Is success determined by forces outside our control?

Tags: Uncategorized — Author: @ 8:05 pm

“Is success determined by forces outside our control?”
United States | 32% YES – 65% NO – 3% N/A
France | 53% YES – 45% NO – 2% N/A
Italy | 65% YES – 32% NO – 3% N/A
Germany | 67% YES – 32% NO – 1% N/A

The following interpretation seems plausible: In the United States the average rich person approves of redistribution because she perceives her attained status as precarious and therefore wants a social safety net to be provided just in case she needs it. In Europe it’s the average poor person who favors redistrbution because he doesn’t believe he has the opportunity to move up.

That pattern could explain why redistribution in America is much more efficiently directed toward the needy than it is in Europe. To simplify matters a bit: The well-to-do in the United States want to be insured against the consequences of, say, a job loss.
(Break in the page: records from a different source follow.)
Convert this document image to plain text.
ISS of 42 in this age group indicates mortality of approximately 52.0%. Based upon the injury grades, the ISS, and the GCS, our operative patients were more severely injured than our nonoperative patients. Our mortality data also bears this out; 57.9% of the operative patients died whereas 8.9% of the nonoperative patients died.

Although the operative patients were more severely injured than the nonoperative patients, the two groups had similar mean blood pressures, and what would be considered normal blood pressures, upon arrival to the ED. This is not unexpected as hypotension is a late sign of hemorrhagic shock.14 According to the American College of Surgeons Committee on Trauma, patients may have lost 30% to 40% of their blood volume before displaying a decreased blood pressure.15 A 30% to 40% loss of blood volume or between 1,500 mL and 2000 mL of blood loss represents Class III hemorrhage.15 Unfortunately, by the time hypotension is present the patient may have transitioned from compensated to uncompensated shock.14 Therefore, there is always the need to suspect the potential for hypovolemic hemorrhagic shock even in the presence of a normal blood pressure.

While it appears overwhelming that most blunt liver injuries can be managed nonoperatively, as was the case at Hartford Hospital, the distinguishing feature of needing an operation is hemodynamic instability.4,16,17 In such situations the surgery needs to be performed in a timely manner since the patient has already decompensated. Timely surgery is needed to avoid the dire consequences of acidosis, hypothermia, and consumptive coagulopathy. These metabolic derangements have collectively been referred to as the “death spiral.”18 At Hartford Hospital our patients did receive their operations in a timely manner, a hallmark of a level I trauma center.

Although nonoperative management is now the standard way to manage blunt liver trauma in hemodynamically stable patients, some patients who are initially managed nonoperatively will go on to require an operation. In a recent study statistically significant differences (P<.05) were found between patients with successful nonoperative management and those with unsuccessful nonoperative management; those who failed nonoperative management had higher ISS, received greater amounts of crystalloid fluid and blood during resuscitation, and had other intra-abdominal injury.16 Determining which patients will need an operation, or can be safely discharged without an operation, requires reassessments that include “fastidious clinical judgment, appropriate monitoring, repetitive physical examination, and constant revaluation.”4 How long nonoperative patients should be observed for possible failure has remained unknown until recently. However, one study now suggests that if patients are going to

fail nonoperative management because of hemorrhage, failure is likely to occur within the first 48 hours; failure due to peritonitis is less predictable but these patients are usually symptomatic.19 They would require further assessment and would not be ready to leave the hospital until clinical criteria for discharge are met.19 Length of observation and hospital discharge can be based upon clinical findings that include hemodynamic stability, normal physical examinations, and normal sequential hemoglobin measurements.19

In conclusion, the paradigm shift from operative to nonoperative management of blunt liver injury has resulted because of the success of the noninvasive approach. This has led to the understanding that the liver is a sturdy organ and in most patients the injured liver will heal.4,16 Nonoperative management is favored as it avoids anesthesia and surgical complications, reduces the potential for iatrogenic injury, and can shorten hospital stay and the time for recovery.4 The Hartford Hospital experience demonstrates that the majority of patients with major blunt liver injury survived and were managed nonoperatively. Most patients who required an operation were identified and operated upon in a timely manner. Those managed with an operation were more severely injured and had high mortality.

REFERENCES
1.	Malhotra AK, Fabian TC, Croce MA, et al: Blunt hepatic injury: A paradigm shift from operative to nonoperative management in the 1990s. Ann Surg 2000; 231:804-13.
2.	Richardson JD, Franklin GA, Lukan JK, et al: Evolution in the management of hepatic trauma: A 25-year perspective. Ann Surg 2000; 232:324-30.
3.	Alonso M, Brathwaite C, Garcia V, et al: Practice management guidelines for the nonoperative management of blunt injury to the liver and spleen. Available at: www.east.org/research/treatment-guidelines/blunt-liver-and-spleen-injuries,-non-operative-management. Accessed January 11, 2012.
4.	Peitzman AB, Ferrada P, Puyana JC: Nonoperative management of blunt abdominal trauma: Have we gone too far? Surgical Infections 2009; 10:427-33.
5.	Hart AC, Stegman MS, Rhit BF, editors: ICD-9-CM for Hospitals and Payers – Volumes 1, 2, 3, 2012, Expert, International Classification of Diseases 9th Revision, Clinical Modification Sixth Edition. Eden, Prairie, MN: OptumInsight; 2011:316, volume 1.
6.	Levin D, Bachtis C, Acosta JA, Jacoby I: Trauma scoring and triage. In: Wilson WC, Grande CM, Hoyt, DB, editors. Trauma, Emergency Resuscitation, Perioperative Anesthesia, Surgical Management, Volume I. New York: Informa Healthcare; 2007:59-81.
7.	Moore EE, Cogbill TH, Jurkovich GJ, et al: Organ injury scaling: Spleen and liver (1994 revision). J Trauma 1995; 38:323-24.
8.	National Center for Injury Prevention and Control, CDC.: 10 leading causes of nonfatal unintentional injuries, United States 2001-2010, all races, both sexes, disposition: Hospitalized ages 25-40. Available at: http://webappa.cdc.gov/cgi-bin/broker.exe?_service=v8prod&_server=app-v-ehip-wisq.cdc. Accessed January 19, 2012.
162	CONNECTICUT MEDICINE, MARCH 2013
Therefore, they have an interest in welfare measures that actually help those in need. Not so in continental Europe: When the rich feel secure in their status, they have no interest in a top-to-bottom redistribution. Instead they will see to it that money taken by the state from their left pocket is channeled right back into their right pocket.

Stats from Pew Research Center 2003 – Interpretation from Olaf Gersemann’s “Cowboy Capitalism”

  • tim73

    “Why redistribution in America is much more efficiently directed toward the needy than it is in Europe”

    So that’s why there is 45 million people without any kind of health insurance in the US. They are just all “bravehearts” with no need for stinking insurances?

    “In the EU, there are approximately 322 physicians per 100,000 people, whereas in the United States there are only 279. The United States ranks 26th among the industrial nations in infant mortality, well below the EU average. The average life span in the 15 most developed EU countries is now 78.01 years, compared to 76.9 years in the United States.”

    http://www.utne.com/pub/2004_125/promo/11349-1.html

    Maybe you should read that book too after you have finished Cowboy Capitalism…

  • Krasnapolski

    How about this analysis:
    Europeans think that the macroeconomy is mainly dependant on the success of major economies like America ? Where Americans know how big role their economy is in pushing the success forward ?

    I believe that this statistics shows Mr. Jack’s it. Its much too vague. What the hell is ‘success’ ? Is success same thing to US citizens and French ?

  • http://stockholmslender.blogspot.com mjr

    Well, this is what the right wing in the US is specialicing: cherry picking whatever they can to snipe at Europe. Not that it doesn’t work the otherway round also, but these things are so complicated that you can’t express them in soundbites or Russ Limpaugh type “journalism”. If you ever can compare societies meaningfully (as the differences are often cultural and their value subjective) you should do it as totalities. For what it’s worth I think that the European way is more rational and more just than the American winner takes all model. It is true that the US generates more return to investment but since when that’s being a central factor in measuring the justness and rationality of societies?

  • Phil

    So that???s why there is 45 million people without any kind of health insurance in the US.

    Have a look at this…

    http://www.finlandforthought.net/index.php?p=60

    …Americans can afford healthcare, they’re just choosing not to get it.